Previous reports have identified several prognostic parameters of post-TAVI patients. Some clinical markers, such as blood laboratory test and nutritional status, and physical function [21,22,23], have provided a basis for prognostic risk stratification; however, specific intervention strategy to prevent HAFD was not proposed. In contrast, the non-lying time is easily evaluated and is easy to understand even for the patients and all medical staff. Therefore, it could play an important role in patients management programs for preventing HAFD for not only post-TAVI patients but also older medical hospitalized patients.
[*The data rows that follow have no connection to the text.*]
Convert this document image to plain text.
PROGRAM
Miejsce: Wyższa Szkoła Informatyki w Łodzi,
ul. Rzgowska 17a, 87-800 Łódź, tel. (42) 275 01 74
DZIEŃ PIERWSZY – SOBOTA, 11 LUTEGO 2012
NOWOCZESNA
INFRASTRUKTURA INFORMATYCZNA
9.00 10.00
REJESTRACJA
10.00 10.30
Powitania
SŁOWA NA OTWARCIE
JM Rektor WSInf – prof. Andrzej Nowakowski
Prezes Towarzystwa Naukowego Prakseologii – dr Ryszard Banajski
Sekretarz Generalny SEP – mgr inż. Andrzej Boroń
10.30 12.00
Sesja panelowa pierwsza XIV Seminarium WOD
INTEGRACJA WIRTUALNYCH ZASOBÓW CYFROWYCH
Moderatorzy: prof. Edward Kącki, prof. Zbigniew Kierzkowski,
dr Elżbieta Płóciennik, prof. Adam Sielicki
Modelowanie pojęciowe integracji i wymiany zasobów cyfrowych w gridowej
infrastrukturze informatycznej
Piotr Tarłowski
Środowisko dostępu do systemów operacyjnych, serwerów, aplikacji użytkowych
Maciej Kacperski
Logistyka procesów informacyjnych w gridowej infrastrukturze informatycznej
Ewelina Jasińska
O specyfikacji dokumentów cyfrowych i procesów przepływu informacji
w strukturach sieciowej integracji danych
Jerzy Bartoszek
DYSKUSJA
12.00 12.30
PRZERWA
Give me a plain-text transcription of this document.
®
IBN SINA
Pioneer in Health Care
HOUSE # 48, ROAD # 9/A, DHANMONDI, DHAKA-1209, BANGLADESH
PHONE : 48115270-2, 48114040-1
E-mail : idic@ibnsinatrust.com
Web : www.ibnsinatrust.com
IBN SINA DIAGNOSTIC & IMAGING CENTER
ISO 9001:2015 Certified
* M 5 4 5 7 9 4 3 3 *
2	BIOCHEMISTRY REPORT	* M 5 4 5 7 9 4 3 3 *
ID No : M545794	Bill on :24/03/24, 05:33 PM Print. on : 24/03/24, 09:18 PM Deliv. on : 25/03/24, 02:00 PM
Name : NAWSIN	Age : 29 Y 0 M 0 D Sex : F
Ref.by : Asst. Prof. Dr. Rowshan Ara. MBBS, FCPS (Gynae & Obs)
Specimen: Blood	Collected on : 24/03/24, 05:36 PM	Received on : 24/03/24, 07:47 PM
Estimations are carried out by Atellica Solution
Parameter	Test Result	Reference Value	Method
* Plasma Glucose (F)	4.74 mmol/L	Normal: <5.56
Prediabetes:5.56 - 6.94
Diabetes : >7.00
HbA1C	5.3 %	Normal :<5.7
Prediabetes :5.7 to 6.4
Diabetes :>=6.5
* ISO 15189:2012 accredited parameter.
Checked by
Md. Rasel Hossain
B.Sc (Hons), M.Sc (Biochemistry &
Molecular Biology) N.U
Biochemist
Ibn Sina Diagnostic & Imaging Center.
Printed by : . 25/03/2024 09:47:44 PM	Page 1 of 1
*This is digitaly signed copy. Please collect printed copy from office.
This study had some potential limitations. First, it was based on a single-center registry of patients with TAVI and the results may not necessarily be generalized to groups with dissimilar demographic characteristics. Next, although we confirmed independent association between HAFD and non-lying time by multivariable analysis, we could not adequately adjust potential confounding factors, including pre-operative physical function and physical activity, because of small sample size. Lastly, this study was designed as observational study, so the level of evidence was lower than that provided an interventional study. Thus, we could not determine the effectiveness of non-lying time more than 477 min (8 h) on preventing HAFD, further interventional study is required to confirm the efficacy of staying non-lying position. However, the results of the present study provided novel information that non-lying time could be a key component of acute phase treatment.

Conclusions

In conclusion, our results showed that the non-lying time might be one of the potential related factors for HAFD in older post-TAVI patients. Non-lying time of more than 477 min (8 h) might be an initial target for acute phase post-TAVI management.